How AgentLair Approaches This

AgentLair’s Agent Authentication Token (AAT) architecture was designed for this threat model.

Every agent session gets a fresh AAT at initialization:

eyJhbGciOiJFZERTQSJ9...

The AAT is an EdDSA-signed JWT with a 1-hour TTL. It carries the agent’s identity as a did:web claim:

{
  "sub": "did:web:agentlair.dev:agents:acct_abc123",
  "iat": 1745078400,
  "exp": 1745082000,
  "scope": ["email:read", "files:write"],
  "session": "sess_xyz789"
}

Three properties matter here:

Short TTL. The token expires in one hour. An attacker who exfiltrates an AAT from a running session gets, at most, the remainder of that hour. There’s no long-lived credential to steal — and no need to rotate long-lived secrets after a breach because there are none.

Per-session, per-agent scoping. Each session gets its own token. The scope field contains exactly the permissions that session needs — not a superset, not a shared keyring. A compromised session cannot access what other sessions are doing. An attacker who obtains one session’s AAT gets exactly one session’s permissions for at most one hour.

JWKS-verifiable. Any downstream service can verify an AAT without calling AgentLair’s API. The public key is published at /.well-known/jwks.json. Verification is a local operation — fast, offline-capable, and not dependent on AgentLair being reachable in the moment an agent makes a request.

The did:web identity gives each agent a persistent, externally resolvable identifier. Even though the token changes every session, the identity behind it is stable:

GET https://agentlair.dev/agents/acct_abc123/did.json

Any verifier that resolves did:web — and many do — can verify an AgentLair agent’s identity without calling our API at all.

Trust Scoring as a Second Factor

A valid token proves the credential is correct. It doesn’t prove the session is behaving as expected.

AgentLair’s trust scoring engine runs continuously during sessions, scoring three dimensions from the audit log: temporal consistency, scope adherence, and behavioral stability. A session with a valid AAT but anomalous behavior — calling unusual endpoints, requesting access beyond its declared scope, pattern shifts mid-session — receives a lower trust score.
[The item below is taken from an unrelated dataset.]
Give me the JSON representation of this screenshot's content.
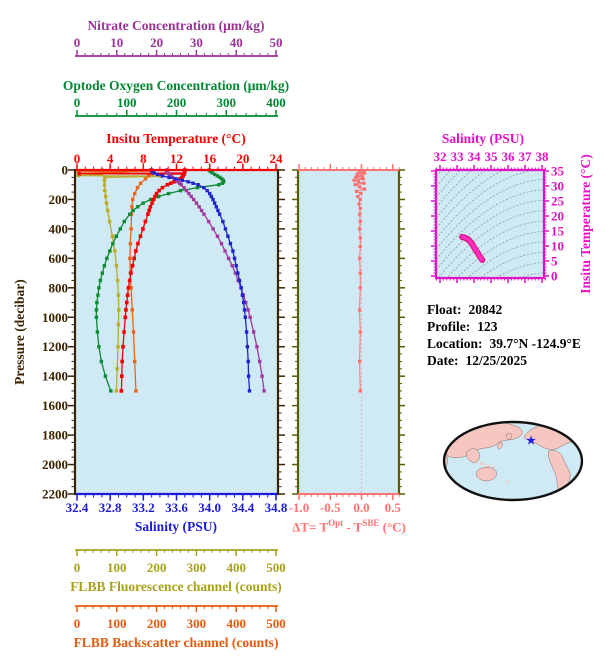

Downstream services can use the trust score as a second factor in authorization decisions. A high-value operation might require both a valid AAT and a trust score above a threshold. This means an attacker who somehow obtains a valid token still faces a behavioral signal that their session doesn’t match the expected pattern.

This closes the window that short TTLs alone leave open.

The Comparison

Platform env varsAgentLair AAT
Token lifetimeIndefinite1 hour
ScopeAll agents on platformPer-session, declared explicitly
Platform breachCredentials exposed for all timeCurrent session’s token, one hour max
Verifiable byPlatform onlyAny JWKS-aware verifier
Behavioral monitoringNoneTrust score on every session
Factor 12 alignmentNo — credentials persist in envYes — issued and expired with context

The Remediation Advice to Remember

Vercel told customers to rotate their secrets. That’s the right immediate action.

The longer-term question is why those secrets are in platform environment variables at all, and how long they’re valid once they’re there.

For stable web applications with predictable deployment patterns, env vars are a reasonable tradeoff. For AI agents — ephemeral, high-volume, holding credentials to multiple downstream services simultaneously — the tradeoff looks different.

Platform-stored, long-lived credentials have platform-level blast radius. The Vercel incident is a clean illustration of the failure mode. Short-lived, per-session, JWKS-verifiable tokens shrink that blast radius to the session window. Behavioral monitoring during sessions shrinks the usable window further.

That’s the architectural direction agent credential management is moving. The Vercel incident is a concrete illustration of why.


AgentLair issues AATs automatically for every agent session. They expire in one hour, carry did:web identity, and are verifiable without calling our API.